Egemenlik Mücadelesi
Başlık:
Egemenlik Mücadelesi
Kaynak:
Ulus, "Günün Işığında", Sayı: 11736, s. 1
Tarih:
1955-08-25
Lokasyon:
Atatürk Kitaplığı, 152/29
Metin:
GÜNÜN Işığında
Egemenlik mücadelesi
HALK istedikçe iktidar mevkiinin el değiştirebilmesi, demokrasinin başlıca şartlarından biridir. Halkta bu isteği körükleyip iktidar mevkiine geçmeğe çalışmak, bütün muhalefet partilerinin hakkı olduğu kadar vazifesidir de... Muhalefetteki partiler bu vazifelerini ne kadar iyi yaparlarsa iktidardaki parti de memlekete o kadar çok hizmet ederek halkı kendinden hoşnut tutmağa çalışmak zorunda kalır.
Muhalefetin bu vazifesini engellemeğe çalışan bir iktidar partisi, halkı kendinden hoşnut tutamıyacak bir duruma geldiğini itiraf etmiş olur.
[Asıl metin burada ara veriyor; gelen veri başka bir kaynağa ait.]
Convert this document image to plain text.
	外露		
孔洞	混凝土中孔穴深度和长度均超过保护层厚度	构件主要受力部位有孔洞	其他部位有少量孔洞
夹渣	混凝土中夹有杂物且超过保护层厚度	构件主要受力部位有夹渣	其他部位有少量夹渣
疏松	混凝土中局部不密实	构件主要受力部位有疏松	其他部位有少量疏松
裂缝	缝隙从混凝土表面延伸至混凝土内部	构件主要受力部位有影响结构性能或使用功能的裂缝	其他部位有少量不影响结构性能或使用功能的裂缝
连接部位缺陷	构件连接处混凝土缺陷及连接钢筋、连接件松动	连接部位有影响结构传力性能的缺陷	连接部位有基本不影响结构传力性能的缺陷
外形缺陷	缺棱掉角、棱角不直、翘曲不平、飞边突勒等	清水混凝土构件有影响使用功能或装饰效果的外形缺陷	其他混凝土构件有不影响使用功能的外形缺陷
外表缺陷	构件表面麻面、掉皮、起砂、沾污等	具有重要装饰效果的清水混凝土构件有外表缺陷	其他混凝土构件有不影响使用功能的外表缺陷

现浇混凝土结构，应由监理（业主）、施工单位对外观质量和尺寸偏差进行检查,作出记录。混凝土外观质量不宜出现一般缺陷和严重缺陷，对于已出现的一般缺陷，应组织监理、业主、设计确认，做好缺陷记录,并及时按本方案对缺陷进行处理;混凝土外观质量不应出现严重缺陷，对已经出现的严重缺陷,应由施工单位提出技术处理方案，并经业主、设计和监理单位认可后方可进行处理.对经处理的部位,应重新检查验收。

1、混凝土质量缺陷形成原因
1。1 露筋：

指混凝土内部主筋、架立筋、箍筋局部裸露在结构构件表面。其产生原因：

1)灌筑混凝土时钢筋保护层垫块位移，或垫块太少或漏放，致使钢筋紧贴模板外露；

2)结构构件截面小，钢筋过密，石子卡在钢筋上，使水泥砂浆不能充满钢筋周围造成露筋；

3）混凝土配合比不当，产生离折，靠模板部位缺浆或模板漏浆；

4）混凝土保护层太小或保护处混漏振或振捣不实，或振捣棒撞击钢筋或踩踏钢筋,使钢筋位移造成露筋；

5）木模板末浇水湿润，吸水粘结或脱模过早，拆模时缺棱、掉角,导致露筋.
Memleketimizde de böyle bir durum kendini gösterdiğine göre, muhalefet partilerinin iktidara geçme yolundaki gayretlerine hız vermeleri çok yerindedir.
Ancak, iktidara geçme yolundaki gayretlerin yanısıra, demokrasiyi memleketimizde kökleştirmek için, muhalefette iken de yapabilecekleri bazı şeyler vardır.
Hattâ şimdi bir rejim buhranı içinde bulunduğumuz kabul edilirse, demokrasinin memleketimizde kökleştirilmesi, muhalefet partileri için, iktidara gçemekten daha hayatî bir önem taşıyor olmalıdır.
Dünkü yazımızda ileri sürdüğümüz gibi, bizde halk egemenliği bugüne kadar sadece bir siyasi mesele olarak görülmüş, halk egemenliğinin sosyal ve ekonomik yönleri üzerinde ise hemen hiç durulmamıştır.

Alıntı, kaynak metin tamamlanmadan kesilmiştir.